What secrets does a handful of soil hold? Greengenes, one of the world’s largest database of microbial fingerprints, is helping scientists worldwide better understand the diversity of microbes, and how they can help us develop clean energy technologies and fight disease, among many applications. Photo: Berkeley Lab |
A handful of muck or a bucket of water can teem with millions of
microorganisms—a few of which could be the next big thing when it comes to
learning how to create biofuels or understanding the planet’s carbon cycle.
This search for the movers and shakers of the microbial world is getting
easier thanks to a database of “fingerprints” maintained by Lawrence Berkeley
National Laboratory (Berkeley Lab) scientists that surpassed one million
entries earlier this year.
The database, called Greengenes, is one of the world’s largest collections
of high-quality DNA sequences of 16S ribosomal RNA genes. These protein-making
genes are found in all microbes, and in general each species has a unique
variation. They’re genetic IDs, the one thing that can finger a specific
microbe in a crowded lineup, if you know which 16S rRNA belongs to which
microbe.
That’s where Greengenes comes in. Researchers from around the world can
access the database online and enter 16S rRNA sequences extracted from samples
of soil, water, and even intestinal bacteria. A match with a sequence in
Greengenes is a giveaway that a specific microbe is in the sample. If there’s
not a match, perhaps a new species has been discovered.
In this way, Greengenes is fast becoming a go-to resource for scientists
seeking to better understand what microbes do, their diversity, and what we can
learn from them. The database launched in 2002 and now gets about 100 citations
per year in scientific papers.
“Our goal is to develop the highest quality reference set so scientists can
use it to better understand life at the microscopic scale. We want to cover as
much microbial diversity on Earth as possible,” says Todd DeSantis, a scientist
in Berkeley Lab’s Earth Sciences Division who led the development of the
database under the auspices of Gary Andersen’s lab.
Among its many hits, Stanford University scientists used the database to discover a
microorganism in San Francisco
Bay sediments that plays
a role in the carbon and nitrogen cycles. The scientists could see the
ammonia-oxidizing archaea under the microscope, but they couldn’t grow it in
the lab. They extracted its DNA, sequenced it, and compared to known strains in
Greengenes. It was unique, and a new organism was named: Candidatus Nitrosoarchaeum limnia SFB1.
Italian scientists used Greengenes to detect bacteria from human skin and cleanrooms on Leonardo da Vinci’s Codex Atlanticus, which has been handled by monks and historians for centuries. To better protect art and texts, the scientists now recommend rigorous monitoring of the conditions in storage facilities and improvements to handling procedures. Image: Mario Taddei via Wikimedia Commons |
A Cornell University-led team used Greengenes to identify microbes that efficiently
convert industrial wastewater into methane. Their work could help scientists
engineer microbial communities that are optimized to digest wastewater and emit
methane for use as an energy source.
Elsewhere, a team from the University
of Milan used the
database to analyze bacterial DNA from stains on the pages of Leonardo da
Vinci’s multi-volume Codex Atlanticus. They found matches to bacteria
previously isolated from cleanrooms and human skin, which led the team to
recommend new ways to protect texts from deterioration.
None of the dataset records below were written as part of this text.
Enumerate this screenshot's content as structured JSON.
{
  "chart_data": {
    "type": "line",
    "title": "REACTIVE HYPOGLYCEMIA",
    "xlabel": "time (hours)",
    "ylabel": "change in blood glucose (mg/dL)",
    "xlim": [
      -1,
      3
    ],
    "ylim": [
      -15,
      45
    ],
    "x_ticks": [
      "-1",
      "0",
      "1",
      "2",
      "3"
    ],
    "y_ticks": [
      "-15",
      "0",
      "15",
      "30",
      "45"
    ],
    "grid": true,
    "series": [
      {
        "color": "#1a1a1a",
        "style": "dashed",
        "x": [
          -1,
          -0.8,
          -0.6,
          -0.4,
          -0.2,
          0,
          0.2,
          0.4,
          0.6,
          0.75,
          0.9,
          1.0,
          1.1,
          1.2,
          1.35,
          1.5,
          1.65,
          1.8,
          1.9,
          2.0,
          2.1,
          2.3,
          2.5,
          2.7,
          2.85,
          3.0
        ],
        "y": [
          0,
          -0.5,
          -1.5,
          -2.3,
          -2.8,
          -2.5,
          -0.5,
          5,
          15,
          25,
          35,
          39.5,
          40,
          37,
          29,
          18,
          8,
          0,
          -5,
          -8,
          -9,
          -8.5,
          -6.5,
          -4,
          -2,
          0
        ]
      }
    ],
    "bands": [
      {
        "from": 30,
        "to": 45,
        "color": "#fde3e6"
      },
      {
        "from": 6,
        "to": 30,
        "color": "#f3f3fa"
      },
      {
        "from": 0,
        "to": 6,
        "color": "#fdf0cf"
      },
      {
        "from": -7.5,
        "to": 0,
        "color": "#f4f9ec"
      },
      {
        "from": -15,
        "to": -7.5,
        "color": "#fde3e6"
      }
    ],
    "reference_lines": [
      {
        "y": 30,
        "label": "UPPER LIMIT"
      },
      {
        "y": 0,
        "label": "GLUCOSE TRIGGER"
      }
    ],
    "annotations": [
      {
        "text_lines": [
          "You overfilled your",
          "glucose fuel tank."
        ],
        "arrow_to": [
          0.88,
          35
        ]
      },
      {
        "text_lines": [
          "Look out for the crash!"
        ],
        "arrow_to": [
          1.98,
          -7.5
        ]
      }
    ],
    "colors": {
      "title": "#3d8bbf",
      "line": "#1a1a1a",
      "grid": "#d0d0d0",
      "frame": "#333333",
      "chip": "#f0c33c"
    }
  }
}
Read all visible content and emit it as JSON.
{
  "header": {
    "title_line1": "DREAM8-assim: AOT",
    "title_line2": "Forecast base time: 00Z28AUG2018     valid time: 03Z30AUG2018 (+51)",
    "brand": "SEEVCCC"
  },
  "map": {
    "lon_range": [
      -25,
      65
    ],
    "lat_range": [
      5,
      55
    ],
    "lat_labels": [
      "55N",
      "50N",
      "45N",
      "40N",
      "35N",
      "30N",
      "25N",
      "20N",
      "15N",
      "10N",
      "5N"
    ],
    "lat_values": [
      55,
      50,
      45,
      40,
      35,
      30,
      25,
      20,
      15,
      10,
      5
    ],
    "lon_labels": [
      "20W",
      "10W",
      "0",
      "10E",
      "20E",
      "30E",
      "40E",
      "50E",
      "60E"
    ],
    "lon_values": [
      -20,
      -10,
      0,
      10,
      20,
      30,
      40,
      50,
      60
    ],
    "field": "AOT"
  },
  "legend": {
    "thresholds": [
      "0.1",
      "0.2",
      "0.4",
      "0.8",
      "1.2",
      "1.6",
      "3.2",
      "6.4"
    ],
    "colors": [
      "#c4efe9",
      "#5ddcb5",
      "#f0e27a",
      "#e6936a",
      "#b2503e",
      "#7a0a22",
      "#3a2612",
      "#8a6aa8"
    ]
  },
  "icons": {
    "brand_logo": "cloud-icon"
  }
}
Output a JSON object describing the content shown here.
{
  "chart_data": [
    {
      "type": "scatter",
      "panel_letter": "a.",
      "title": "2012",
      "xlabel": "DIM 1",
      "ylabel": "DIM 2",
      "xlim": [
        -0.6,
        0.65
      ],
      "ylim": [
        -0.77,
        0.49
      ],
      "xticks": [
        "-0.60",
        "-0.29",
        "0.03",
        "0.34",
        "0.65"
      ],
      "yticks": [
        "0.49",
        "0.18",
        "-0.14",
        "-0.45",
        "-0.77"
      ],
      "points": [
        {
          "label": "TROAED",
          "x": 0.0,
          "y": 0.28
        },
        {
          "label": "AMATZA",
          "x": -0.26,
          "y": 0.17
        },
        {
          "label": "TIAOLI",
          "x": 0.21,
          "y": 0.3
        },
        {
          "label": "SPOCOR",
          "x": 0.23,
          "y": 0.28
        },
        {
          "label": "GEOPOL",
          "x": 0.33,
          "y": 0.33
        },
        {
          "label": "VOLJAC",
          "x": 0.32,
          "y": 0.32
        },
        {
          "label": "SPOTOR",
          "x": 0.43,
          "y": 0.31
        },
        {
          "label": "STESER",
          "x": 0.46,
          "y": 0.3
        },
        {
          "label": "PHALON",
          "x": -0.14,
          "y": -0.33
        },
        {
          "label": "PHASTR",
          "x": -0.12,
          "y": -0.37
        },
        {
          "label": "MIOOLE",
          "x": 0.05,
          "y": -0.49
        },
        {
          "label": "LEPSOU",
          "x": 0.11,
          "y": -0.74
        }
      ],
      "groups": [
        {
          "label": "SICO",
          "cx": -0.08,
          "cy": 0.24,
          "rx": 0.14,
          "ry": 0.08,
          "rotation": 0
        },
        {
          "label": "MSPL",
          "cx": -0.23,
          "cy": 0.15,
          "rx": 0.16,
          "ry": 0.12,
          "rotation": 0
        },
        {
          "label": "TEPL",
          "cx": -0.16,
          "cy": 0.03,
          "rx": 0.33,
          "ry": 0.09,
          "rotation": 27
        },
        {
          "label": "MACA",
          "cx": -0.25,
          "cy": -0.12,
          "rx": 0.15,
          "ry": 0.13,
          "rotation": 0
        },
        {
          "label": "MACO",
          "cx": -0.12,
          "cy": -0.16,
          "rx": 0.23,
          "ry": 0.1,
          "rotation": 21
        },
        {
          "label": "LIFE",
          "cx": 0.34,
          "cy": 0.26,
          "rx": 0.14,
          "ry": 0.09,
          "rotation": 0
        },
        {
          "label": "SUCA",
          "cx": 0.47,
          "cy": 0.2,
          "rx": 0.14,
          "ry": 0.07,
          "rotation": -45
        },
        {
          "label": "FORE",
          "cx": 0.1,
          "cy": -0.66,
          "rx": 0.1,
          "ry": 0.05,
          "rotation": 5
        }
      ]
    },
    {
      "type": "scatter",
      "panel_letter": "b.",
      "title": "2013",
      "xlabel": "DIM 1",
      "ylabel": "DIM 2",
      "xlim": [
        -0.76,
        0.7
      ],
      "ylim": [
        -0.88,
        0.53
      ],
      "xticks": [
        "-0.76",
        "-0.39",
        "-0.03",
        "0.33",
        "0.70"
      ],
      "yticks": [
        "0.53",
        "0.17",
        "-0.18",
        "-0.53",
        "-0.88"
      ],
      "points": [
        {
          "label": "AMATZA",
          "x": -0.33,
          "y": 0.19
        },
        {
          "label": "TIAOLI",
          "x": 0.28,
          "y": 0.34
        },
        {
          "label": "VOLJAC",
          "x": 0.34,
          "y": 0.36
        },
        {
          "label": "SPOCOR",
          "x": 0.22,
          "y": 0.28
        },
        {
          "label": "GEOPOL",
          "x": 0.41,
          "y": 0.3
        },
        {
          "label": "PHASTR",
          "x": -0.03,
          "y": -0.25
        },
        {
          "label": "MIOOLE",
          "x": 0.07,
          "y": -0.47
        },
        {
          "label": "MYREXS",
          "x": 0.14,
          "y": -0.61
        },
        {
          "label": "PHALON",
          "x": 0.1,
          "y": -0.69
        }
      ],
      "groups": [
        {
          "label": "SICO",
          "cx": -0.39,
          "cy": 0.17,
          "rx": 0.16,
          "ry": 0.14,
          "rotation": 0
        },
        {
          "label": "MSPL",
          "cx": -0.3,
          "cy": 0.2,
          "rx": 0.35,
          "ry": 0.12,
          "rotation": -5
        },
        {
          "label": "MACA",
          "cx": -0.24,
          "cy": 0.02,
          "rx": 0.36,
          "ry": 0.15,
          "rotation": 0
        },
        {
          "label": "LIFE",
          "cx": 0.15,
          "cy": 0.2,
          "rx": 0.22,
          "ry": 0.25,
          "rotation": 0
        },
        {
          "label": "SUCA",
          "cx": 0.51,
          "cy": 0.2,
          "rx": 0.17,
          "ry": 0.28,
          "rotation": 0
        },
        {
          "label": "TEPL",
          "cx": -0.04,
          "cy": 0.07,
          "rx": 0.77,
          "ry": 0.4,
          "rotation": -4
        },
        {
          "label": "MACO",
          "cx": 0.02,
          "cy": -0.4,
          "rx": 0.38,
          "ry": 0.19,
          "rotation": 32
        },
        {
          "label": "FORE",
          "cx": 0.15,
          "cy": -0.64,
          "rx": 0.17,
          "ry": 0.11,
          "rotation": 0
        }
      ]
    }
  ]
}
And a Danish team used the database to improve the treatment of a disease,
called necrotizing enterocolitis, which is marked by inappropriate bacteria colonizing
an infant’s intestines.
Expect more uses from Greengenes as it continues to grow. When scientists
find a 16S rRNA gene in the course of their research, they submit its sequence
to one of many gene databanks. Greengenes scours these databanks for new
entries. When it finds one, it uses a computer program to compare the sequence
to other 16S rRNA genes and to ensure its quality. Only the best and most
complete sequences are added.
“There are tens of millions of 16S-like sequences in public databases, but
we only want the highest quality sequences to use as references,” says DeSantis.